Some stocks are like Charlie Brown's Christmas tree. All they need is a little love.
Contrarian investing is about identifying stocks that have fallen out of favor and are priced low relative to the companies' profits. The investor has to ignore the impulse to flee and see the stock for its potential.
David Dreman, who helped popularize the idea of contrarian investing as an investment manager and magazine columnist, believes behavioral psychology plays a hand in the markets, mostly in the form of an overreaction to events. Look at the plunge in the indexes immediately after Britain voted to leave the European Union last summer, for example. Markets were back to all-time highs within weeks and have since continued to set new highs, even with the surprise election of Donald Trump to be the next president, something for which people had expected a negative market move.
Emotion means there are often expensive, high-flying stocks that are overhyped and plenty of cheap stocks that are ignored because they are underperforming. Over 30 years of research, Dreman Value Management found that buying stocks of financially strong companies that are currently out of favor pay off down the road in the form of higher prices once the market recognizes the error of its ways.
Such deep-value stocks stand out for their low price-to-earnings ratios and above-average yields.
Of course, the challenge with this approach is that a contrarian often finds himself alone. Dreman's website explains the firm's philosophy: "The popular thing to do is often not the smart thing to do." When everyone is piling into the hot stock of the moment and driving it into overvalued territory, the best course may be finding the hidden gems.
It also means moving into uncharted waters. These days, it could be contrarian just to be concentrated in a few holdings, rather than doing what seemingly the whole world is doing by broadly diversifying across multiple asset classes. It could mean betting on companies that are sensitive to rising interest rates, or picking sectors or geographies that were once fast-growing but have cooled off. It could mean going underweight on a group others are seeing as potentially big winners in the next year.
This year, investors started out defensive and gradually shifted to cyclical stocks as it became clear markets and the economy saw growth ahead. Trump's plan to emphasize infrastructure projects to add jobs and boost development is benefiting stocks of U.S. materials and construction supply companies and heavy equipment makers. The contrarian might look to utility and financial stocks just to be different.
My Dreman-based model is made up of multiple valuation and financial strength criteria. The strategy, which is based on Dreman's book, Contrarian Investment Strategies, is one of the more rigorous value strategies I run on Validea.com, and after a few difficult years, the performance of a 10-stock model portfolio that holds the top-rated contrarian stocks is up 32.4% year to date through Dec. 7, compared to 9.7% for the S&P. The model is composed of the following investment criteria and below are three stocks that pop up on our screen of the top contrarian picks.

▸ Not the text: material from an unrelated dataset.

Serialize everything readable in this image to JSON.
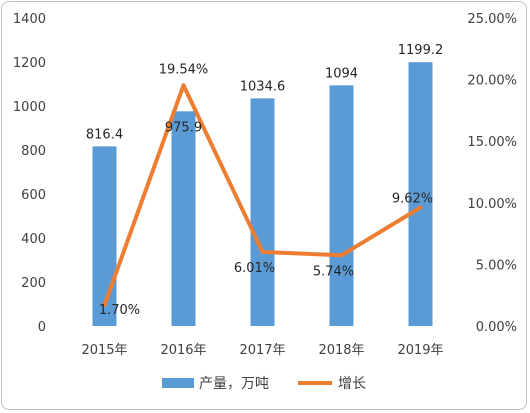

- Market cap: Company should be in the largest 1,500 companies in the entire market.
- Earnings trend: A company should show a rising trend in the reported earnings for the most recent quarters.
- EPS growth rate: Look for companies with an EPS growth rate higher than the S&P 500 in the immediate past and future.
- Stocks need to pass at least two of the following four major value criteria:
- Price/earnings ratio (P/E): P/E of a company should be in the cheapest 20% of the overall market.
- Price/cash flow (P/CF) ratio: P/CF of a company should be in the cheapest 20% of the overall market.
- Price/book (P/B) value: P/B of a company should be in the cheapest 20% of the overall market.
- Price/dividend (P/D) ratio: P/D of a company should be in the cheapest 20% of the overall market.
- Current ratio: The current ratio must be greater than or equal to the average of its industry or greater than 2.0.
- Payout ratio: A good indicator that a company has the ability to raise its dividend is a low payout ratio.
- Return on equity: ROE should be greater than the average of the top one-third of ROEs from among the 1,500 largest stocks.
- Pre-tax profit margins: Wants pre-tax profit margins of at least 8%; anything over 22% is considered phenomenal.
- Yield: Dividend yield equal to or greater than the market's yield.
- Total debt/equity: The D/E ratio should not be greater than 20% or should be less than the average debt/equity for its industry.
Enel Generacion (EOCC) -- Chile's largest electrical utility recently traded at all-time lows. But a long restructuring of its Latin America operations is completed and a new listing on the NYSE could give it fresh attention from new investors. Its price-to-earnings ratio is 9.8 while it yields 4.9%, more than the 2.68% for the market.
Chimera Investment (CIM) -- Real estate investment trusts are sensitive to rising interest rates, and hiking short-term rates is exactly what most people expect the Federal Reserve will do. Its P/E is 7.3 and it has healthy 11.6 yield.
Banco Bilbao Vizcaya Argentaria (BBVA) -- Banks in some parts of Europe, such as Italy, are reeling under bad debts. But Spain's banking sector is further along, and BBVA could be poised for a rally. Its P/E is 11 while its yield is 6.4.